最後に、大人のみなさん、いつも一生懸命働いてくれて、ありがとうございます。
ノーブレス・オブリージュの精神
学校法人佐賀学園成頴中学校
三年 田中恵理奈
中学校に入学したとき、一番初めに校長先生から教わった言葉は「ノーブレス・オブリージュ」だった。これはフランス語で「高貴なる者の義務」を意味し、「恵まれた環境にいる者が先頭に立って人々に奉仕すること」だと教わった。
「義務」といっても法律で決まっているわけではないが、当時のフランス貴族は公共のために行動するのは当然だとみなされていた。また、現在も貴族制度や階級社会が存在するイギリスでは特に上流階級にこの精神が根強く残っている。英国王室のウィリアム王子とヘンリー王子兄弟が王立陸軍士官学校へ入学していることからも分かるだろう。昔から英国の貴族は国が戦争に巻き込まれると最前線に出て戦ってきた歴史がある。

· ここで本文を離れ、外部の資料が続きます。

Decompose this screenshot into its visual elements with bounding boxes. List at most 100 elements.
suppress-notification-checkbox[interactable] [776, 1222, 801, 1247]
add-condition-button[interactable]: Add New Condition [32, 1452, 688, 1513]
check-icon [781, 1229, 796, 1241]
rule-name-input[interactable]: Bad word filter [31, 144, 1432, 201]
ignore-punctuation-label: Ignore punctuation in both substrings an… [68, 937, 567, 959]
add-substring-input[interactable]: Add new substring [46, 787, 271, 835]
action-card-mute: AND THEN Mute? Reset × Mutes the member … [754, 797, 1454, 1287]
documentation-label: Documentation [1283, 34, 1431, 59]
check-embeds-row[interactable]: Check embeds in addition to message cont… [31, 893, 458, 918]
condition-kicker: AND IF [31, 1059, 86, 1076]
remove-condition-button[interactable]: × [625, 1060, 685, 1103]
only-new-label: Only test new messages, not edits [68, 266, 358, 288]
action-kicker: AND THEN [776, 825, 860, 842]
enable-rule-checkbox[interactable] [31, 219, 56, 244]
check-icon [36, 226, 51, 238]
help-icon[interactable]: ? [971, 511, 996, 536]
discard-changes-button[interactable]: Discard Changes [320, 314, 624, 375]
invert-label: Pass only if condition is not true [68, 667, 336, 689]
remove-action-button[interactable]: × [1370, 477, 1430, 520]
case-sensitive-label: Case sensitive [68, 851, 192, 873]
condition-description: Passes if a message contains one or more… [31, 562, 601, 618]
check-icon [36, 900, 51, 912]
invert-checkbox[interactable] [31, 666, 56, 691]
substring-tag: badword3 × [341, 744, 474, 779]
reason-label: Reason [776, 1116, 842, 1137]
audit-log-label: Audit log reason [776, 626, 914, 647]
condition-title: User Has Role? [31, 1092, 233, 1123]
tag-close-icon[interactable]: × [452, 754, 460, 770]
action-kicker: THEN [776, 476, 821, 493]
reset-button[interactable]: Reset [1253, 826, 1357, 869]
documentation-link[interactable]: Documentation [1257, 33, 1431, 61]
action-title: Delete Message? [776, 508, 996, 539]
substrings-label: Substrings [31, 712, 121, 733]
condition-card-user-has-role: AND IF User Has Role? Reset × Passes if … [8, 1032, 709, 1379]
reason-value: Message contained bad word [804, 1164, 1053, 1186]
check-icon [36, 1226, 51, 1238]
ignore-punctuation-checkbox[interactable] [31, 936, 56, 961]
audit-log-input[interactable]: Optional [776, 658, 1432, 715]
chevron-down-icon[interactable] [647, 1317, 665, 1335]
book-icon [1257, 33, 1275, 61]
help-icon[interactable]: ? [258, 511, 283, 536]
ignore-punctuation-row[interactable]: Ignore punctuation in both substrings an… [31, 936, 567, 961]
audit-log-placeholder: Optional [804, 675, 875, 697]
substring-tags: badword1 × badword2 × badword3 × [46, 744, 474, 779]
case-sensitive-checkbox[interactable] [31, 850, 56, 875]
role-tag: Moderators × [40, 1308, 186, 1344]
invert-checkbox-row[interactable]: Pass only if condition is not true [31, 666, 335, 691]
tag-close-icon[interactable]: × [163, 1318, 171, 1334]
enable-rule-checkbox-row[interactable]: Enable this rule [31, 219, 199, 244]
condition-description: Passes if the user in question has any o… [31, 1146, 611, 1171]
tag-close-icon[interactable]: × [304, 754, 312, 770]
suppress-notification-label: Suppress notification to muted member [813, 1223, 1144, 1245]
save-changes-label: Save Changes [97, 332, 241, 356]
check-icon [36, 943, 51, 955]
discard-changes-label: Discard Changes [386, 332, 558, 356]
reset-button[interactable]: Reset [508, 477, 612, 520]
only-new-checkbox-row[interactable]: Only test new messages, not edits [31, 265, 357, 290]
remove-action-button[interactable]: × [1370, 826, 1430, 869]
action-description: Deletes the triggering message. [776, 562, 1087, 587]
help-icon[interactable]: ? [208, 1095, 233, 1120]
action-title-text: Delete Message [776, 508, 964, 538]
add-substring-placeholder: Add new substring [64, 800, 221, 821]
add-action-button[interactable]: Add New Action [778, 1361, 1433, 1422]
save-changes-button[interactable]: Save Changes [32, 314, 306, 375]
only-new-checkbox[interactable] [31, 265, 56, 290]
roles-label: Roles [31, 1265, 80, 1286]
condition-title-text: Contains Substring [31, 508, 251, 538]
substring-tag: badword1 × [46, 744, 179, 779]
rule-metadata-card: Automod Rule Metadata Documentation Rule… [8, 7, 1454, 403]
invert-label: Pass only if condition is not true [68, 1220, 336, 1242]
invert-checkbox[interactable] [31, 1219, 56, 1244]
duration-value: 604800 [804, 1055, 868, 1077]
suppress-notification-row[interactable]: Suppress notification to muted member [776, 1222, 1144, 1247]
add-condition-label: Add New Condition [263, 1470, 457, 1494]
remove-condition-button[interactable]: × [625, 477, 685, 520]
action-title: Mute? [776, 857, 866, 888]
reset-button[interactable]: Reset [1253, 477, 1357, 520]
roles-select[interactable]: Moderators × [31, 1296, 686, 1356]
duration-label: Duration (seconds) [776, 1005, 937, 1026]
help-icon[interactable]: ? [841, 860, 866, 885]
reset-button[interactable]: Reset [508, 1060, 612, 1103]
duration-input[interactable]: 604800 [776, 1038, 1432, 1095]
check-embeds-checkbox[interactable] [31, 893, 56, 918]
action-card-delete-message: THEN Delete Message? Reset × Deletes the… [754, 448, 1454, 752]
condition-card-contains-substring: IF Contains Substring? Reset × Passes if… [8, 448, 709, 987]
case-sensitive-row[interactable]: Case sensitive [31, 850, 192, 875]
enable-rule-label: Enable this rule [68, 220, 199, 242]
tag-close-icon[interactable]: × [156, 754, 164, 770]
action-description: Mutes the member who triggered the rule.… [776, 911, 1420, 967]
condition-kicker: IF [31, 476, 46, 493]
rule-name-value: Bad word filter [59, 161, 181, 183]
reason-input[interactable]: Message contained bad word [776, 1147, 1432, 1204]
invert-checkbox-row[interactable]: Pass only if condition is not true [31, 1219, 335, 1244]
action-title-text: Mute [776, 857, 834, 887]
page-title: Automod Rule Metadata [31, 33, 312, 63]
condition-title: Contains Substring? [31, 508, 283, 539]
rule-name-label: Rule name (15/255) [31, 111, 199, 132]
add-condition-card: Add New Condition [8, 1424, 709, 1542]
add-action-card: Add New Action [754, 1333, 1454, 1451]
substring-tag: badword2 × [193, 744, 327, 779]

私は幼い頃、家族と共にイギリスに住んでいた。現地の小学校に通ったのだが、そこには少し珍しい光景があった。学校には毎日、登下校時の安全確保、読み聞かせや授業の補助、教材作りの手伝い、けが防止の見張りなどをしてくれる大人たちが二十人程いた。彼らは「ペアレント・ヘルパーズ」と呼ばれており、皆丸一日学校にいるわけではないのだが、週に一時間から二時間、自分の可能な範囲でボランティアに来てくれていた。学校に慣れるまでの私には、そのボランティアの方々の助けが何よりもありがたかった。今思えば、「高貴なる者の義務」と言わずとも、階級に関係なく自分の立場で自分の義務を果たして社会に貢献する文化がイギリスには根付いていた気がする。かつて世界一を誇った国の、美徳のようなものがそこにあるのではないか。
私は、「高貴さ」とは生まれ育ちのみを言うことではないと思う。人間として、縁あってどこかの国に生まれ、その国の国民として生きるとき、自分一人の幸福を望むのではなく、他の国民の幸福にも貢献できるように税を納める。その税が、国を豊かにする。今度は、国が他の国に貢献できる力をつけていく。そうして幸福な人々を増やしていくことが「高貴さ」につながると思う。
納税は法的な義務だから、「ノーブレス・オブリージュ」の精神とは少し違うが、私たち日本人は、その精神を持って社会に、そして世界に貢献していくことがこれから大切になっていくだろうと私は考えている。